Located along 123rd Avenue NE, the trio is about 11 miles northeast of downtown Seattle. Interstate 405 and Route 520 are roughly 1 mile away, providing access to the Greater Puget Sound region.

Shorenstein and Wright began conceptualizing The Spring District redevelopment back in 2007. The former industrial campus now encompasses 2 million square feet of office and retail space, as well as 800 multifamily units, in addition to a rail station. Plans call for the expansion of the neighborhood by more than 1 million square feet of mixed-use development.

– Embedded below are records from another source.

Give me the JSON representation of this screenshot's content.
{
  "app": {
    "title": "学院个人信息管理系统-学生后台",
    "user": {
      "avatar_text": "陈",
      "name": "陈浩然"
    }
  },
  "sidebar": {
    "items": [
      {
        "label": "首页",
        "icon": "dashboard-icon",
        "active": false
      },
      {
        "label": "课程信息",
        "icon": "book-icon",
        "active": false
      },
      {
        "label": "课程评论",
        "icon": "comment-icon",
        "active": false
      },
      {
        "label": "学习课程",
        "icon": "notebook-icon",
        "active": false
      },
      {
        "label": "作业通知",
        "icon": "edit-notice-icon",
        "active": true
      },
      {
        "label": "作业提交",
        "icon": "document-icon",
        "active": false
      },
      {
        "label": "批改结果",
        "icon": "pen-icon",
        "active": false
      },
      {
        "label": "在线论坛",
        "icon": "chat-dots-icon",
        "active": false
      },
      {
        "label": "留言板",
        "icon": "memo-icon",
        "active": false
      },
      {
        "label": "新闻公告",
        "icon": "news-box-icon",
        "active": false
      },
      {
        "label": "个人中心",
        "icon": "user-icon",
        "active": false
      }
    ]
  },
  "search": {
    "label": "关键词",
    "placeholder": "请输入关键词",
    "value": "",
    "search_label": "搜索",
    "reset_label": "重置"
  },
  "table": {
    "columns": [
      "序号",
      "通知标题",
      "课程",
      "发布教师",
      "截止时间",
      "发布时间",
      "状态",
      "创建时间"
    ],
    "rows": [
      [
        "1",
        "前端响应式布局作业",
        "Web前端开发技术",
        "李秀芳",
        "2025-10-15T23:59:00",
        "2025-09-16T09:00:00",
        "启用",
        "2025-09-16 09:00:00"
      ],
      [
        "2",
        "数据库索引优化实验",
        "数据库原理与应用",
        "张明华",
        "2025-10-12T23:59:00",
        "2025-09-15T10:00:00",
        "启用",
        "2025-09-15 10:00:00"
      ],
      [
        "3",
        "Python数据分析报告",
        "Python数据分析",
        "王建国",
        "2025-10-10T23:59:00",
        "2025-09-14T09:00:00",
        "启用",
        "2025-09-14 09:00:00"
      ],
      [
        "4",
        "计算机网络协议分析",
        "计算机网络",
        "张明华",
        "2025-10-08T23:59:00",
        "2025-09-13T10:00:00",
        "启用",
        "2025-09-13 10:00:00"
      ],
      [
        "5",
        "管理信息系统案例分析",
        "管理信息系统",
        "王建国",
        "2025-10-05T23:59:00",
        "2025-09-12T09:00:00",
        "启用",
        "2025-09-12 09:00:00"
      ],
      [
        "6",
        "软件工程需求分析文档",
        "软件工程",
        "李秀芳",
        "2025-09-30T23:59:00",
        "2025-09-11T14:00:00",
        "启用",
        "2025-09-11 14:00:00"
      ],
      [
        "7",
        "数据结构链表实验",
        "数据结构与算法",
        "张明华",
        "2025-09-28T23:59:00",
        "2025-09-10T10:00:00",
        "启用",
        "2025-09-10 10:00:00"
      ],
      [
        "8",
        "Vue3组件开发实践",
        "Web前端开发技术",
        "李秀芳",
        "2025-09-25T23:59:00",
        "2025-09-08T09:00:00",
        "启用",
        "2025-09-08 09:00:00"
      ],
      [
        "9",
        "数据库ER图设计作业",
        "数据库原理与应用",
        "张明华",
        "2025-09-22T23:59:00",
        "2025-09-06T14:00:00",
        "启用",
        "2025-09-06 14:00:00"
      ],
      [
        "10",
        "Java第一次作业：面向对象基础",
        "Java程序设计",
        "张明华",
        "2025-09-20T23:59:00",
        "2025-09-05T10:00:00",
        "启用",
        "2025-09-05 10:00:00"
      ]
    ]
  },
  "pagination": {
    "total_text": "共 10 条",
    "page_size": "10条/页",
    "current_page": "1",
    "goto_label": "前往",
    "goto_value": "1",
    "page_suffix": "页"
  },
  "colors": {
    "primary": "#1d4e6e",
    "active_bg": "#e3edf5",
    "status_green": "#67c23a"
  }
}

Blackstone and Drawbridge aren’t the only investors that bet on the property. Brookfield paid a total of $565 million for Blocks 16 and 24 at the start of the decade. Then, it closed a $263.5 million ground sale-leaseback for the land occupied by the assets with an affiliate of Union Square Capital Partners.

Seattle’s office investment faces headwinds

Metro Seattle’s office investment volume clocked in at $136 million at the end of April, with assets trading for $120 per square foot, below the national average of $191, according to the latest CommercialEdge report.

Despite the assets’ affordable price tag, the market witnessed solid asking rent growth with the index settling at 5.4 percent in April, the same source shows. Other Western markets struggled in this department, such as the Bay Area (-0.9 percent) and San Diego (0.8 percent).